I’m not writing this to knock schools, teachers, parents, or coaches. I’m writing this because I believe Idaho can do better for kids, and because too many student-athletes are being told, directly or indirectly, that doing just enough to stay eligible is enough.
It isn’t.
A D might keep a kid in uniform, but it does not prepare that kid for college, trades, military service, work, or life. Passing is not preparation. Eligibility is the floor, not the finish line. Idaho’s current IHSAA rule sets that floor, and schools are allowed to adopt stricter academic eligibility policies if they choose. That matters because I’m not arguing against the rules. I’m arguing against adults treating the minimum like the goal.

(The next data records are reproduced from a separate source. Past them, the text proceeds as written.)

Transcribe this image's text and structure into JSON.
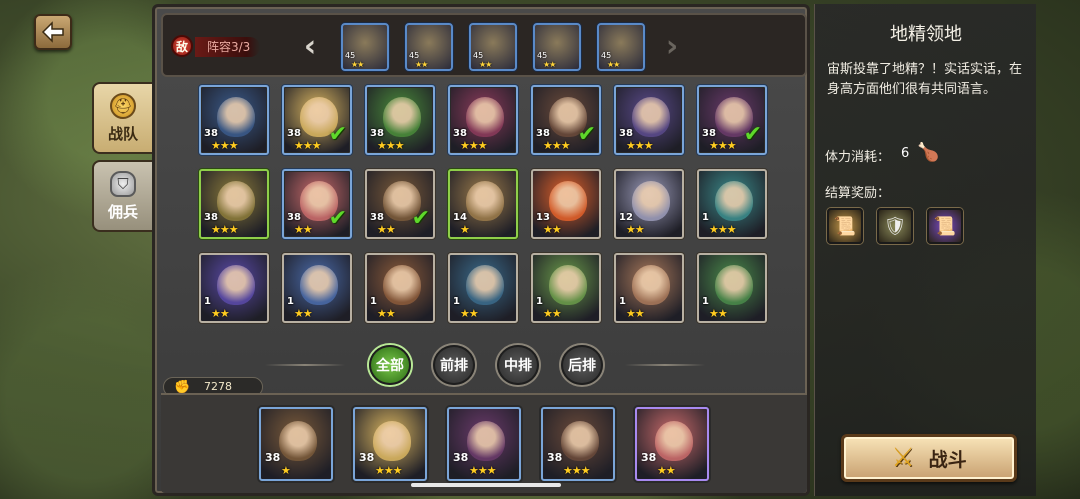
{
  "colors": {
    "accent_green": "#5ed82a",
    "star": "#ffcc20",
    "enemy_red": "#c42a1e",
    "panel_dark": "#3a3a3a"
  },
  "nav": {
    "back_icon": "back-arrow-icon"
  },
  "side_tabs": [
    {
      "label": "战队",
      "icon": "helmet-icon",
      "active": true
    },
    {
      "label": "佣兵",
      "icon": "knight-helmet-icon",
      "active": false
    }
  ],
  "enemy": {
    "badge": "敌",
    "formation_label": "阵容3/3",
    "units": [
      {
        "level": "45",
        "stars": "★★"
      },
      {
        "level": "45",
        "stars": "★★"
      },
      {
        "level": "45",
        "stars": "★★"
      },
      {
        "level": "45",
        "stars": "★★"
      },
      {
        "level": "45",
        "stars": "★★"
      }
    ]
  },
  "heroes": [
    {
      "level": "38",
      "stars": "★★★",
      "selected": false,
      "frame": "blue",
      "color": "#3a5a8a"
    },
    {
      "level": "38",
      "stars": "★★★",
      "selected": true,
      "frame": "blue",
      "color": "#d8b460"
    },
    {
      "level": "38",
      "stars": "★★★",
      "selected": false,
      "frame": "blue",
      "color": "#4a8a3a"
    },
    {
      "level": "38",
      "stars": "★★★",
      "selected": false,
      "frame": "blue",
      "color": "#8a3a5a"
    },
    {
      "level": "38",
      "stars": "★★★",
      "selected": true,
      "frame": "blue",
      "color": "#6a4a3a"
    },
    {
      "level": "38",
      "stars": "★★★",
      "selected": false,
      "frame": "blue",
      "color": "#5a4a8a"
    },
    {
      "level": "38",
      "stars": "★★★",
      "selected": true,
      "frame": "blue",
      "color": "#6a3a6a"
    },
    {
      "level": "38",
      "stars": "★★★",
      "selected": false,
      "frame": "green",
      "color": "#8a7a3a"
    },
    {
      "level": "38",
      "stars": "★★",
      "selected": true,
      "frame": "blue",
      "color": "#c86a6a"
    },
    {
      "level": "38",
      "stars": "★★",
      "selected": true,
      "frame": "gray",
      "color": "#7a5a3a"
    },
    {
      "level": "14",
      "stars": "★",
      "selected": false,
      "frame": "green",
      "color": "#9a7a4a"
    },
    {
      "level": "13",
      "stars": "★★",
      "selected": false,
      "frame": "gray",
      "color": "#e0602a"
    },
    {
      "level": "12",
      "stars": "★★",
      "selected": false,
      "frame": "gray",
      "color": "#9a9ab8"
    },
    {
      "level": "1",
      "stars": "★★★",
      "selected": false,
      "frame": "gray",
      "color": "#3a8a8a"
    },
    {
      "level": "1",
      "stars": "★★",
      "selected": false,
      "frame": "gray",
      "color": "#5a4aa8"
    },
    {
      "level": "1",
      "stars": "★★",
      "selected": false,
      "frame": "gray",
      "color": "#4a6aa8"
    },
    {
      "level": "1",
      "stars": "★★",
      "selected": false,
      "frame": "gray",
      "color": "#8a5a3a"
    },
    {
      "level": "1",
      "stars": "★★",
      "selected": false,
      "frame": "gray",
      "color": "#3a6a8a"
    },
    {
      "level": "1",
      "stars": "★★",
      "selected": false,
      "frame": "gray",
      "color": "#6a9a4a"
    },
    {
      "level": "1",
      "stars": "★★",
      "selected": false,
      "frame": "gray",
      "color": "#a8785a"
    },
    {
      "level": "1",
      "stars": "★★",
      "selected": false,
      "frame": "gray",
      "color": "#4a8a4a"
    }
  ],
  "filters": [
    {
      "label": "全部",
      "active": true
    },
    {
      "label": "前排",
      "active": false
    },
    {
      "label": "中排",
      "active": false
    },
    {
      "label": "后排",
      "active": false
    }
  ],
  "power": {
    "icon": "fist-icon",
    "value": "7278"
  },
  "lineup": [
    {
      "level": "38",
      "stars": "★",
      "frame": "blue",
      "color": "#7a5a3a"
    },
    {
      "level": "38",
      "stars": "★★★",
      "frame": "blue",
      "color": "#d8b460"
    },
    {
      "level": "38",
      "stars": "★★★",
      "frame": "blue",
      "color": "#6a3a6a"
    },
    {
      "level": "38",
      "stars": "★★★",
      "frame": "blue",
      "color": "#6a4a3a"
    },
    {
      "level": "38",
      "stars": "★★",
      "frame": "purple",
      "color": "#c86a6a"
    }
  ],
  "info": {
    "title": "地精领地",
    "description": "宙斯投靠了地精？！实话实话，在身高方面他们很有共同语言。",
    "stamina_label": "体力消耗：",
    "stamina_value": "6",
    "stamina_icon": "drumstick-icon",
    "reward_label": "结算奖励：",
    "rewards": [
      {
        "icon": "scroll-gold-icon",
        "color": "#c89a4a"
      },
      {
        "icon": "shield-badge-icon",
        "color": "#8a8a5a"
      },
      {
        "icon": "purple-scroll-icon",
        "color": "#7a4ac8"
      }
    ]
  },
  "fight_button": {
    "label": "战斗",
    "icon": "crossed-swords-icon"
  }
}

If sports are really supposed to build discipline, pride, sacrifice, accountability, and leadership, then coaches cannot be extensions of low expectations. We’re supposed to be extensions of the school and extensions of what young people can become. If colleges, employers, trade programs, and the military are going to ask more from our kids when they leave us, then why would we not prepare them for that while they are still with us? That’s what’s happening between the walls of a school. Why can’t we do it between our lines?
This is personal for me. I come from a family rooted in education, service, faith, athletics, and standards. My mother, Ora Thomas, gave 35 years to education. She taught, coached, led, and changed lives. That shaped how I see coaching. To me, coaching is not just about winning games. It is about helping build a young person’s future.
I also understand every student is different. Every player has a different learning curve, a different background, and a different starting point. But that does not mean we push the minimum. It means we double down. It means we keep working until we figure that student out, and then we figure out the larger problem around them. Different students may need different pacing, plans, and interventions, including IEP-based support, but that should push adults to work harder, not expect less. Standards should stay high, and support should rise with them.
That is why I believe coaches should be empowered to require mandatory study halls, weekly or biweekly grade checks, mandatory tutoring when needed, mental-health and wellness check-ins, real coach-teacher communication, and actual coach-player conversations instead of waiting on a report card or eligibility list to tell us what shape a kid is in. That is not overreach. That is coaching. And if we are serious about this, coaches need the backing of parents, teachers, and administrators to actually do it, not just talk about it.
The college side already tells us this matters. Idaho State’s assured admission starts at a 2.5 GPA. Boise State’s automatic admission for Idaho residents starts at 2.80, with 2.80 to 2.99 still highly considered. Idaho’s Opportunity Scholarship requires a 2.7 GPA. High school should not be the place where we lower expectations right before life gets harder.
Idaho already has room to raise the bar locally. Some schools are showing pieces of what that can look like. West Bonner County requires an academic improvement plan for student-athletes below a 2.5 GPA and gives coaches bi-weekly grade lists. Highland says athletes are expected to maintain C-or-better grades with regular checks. Those examples matter because they prove this conversation is not unrealistic.
So my belief is simple: a 2.5 GPA should be the starting point for student-athletes at the program level. A 2.5 is not perfect. It is a real C-level standard that says a student is doing more than surviving. If they can understand it, they can improve it. If they need help, ask. Trying and struggling is still better than settling for the bare minimum.
I’m not here to tear anybody down. I’m here to build something better.
Eligible isn’t enough.
If we really care about Idaho’s kids, we should stop pretending it is.
Alex Moore is a coach, father, and founder of Knox•Moor Institute / Diamond Cutz Academy. He writes from personal experience in athletics and youth development and is focused on helping student-athletes build stronger habits in the classroom, in competition, and in life.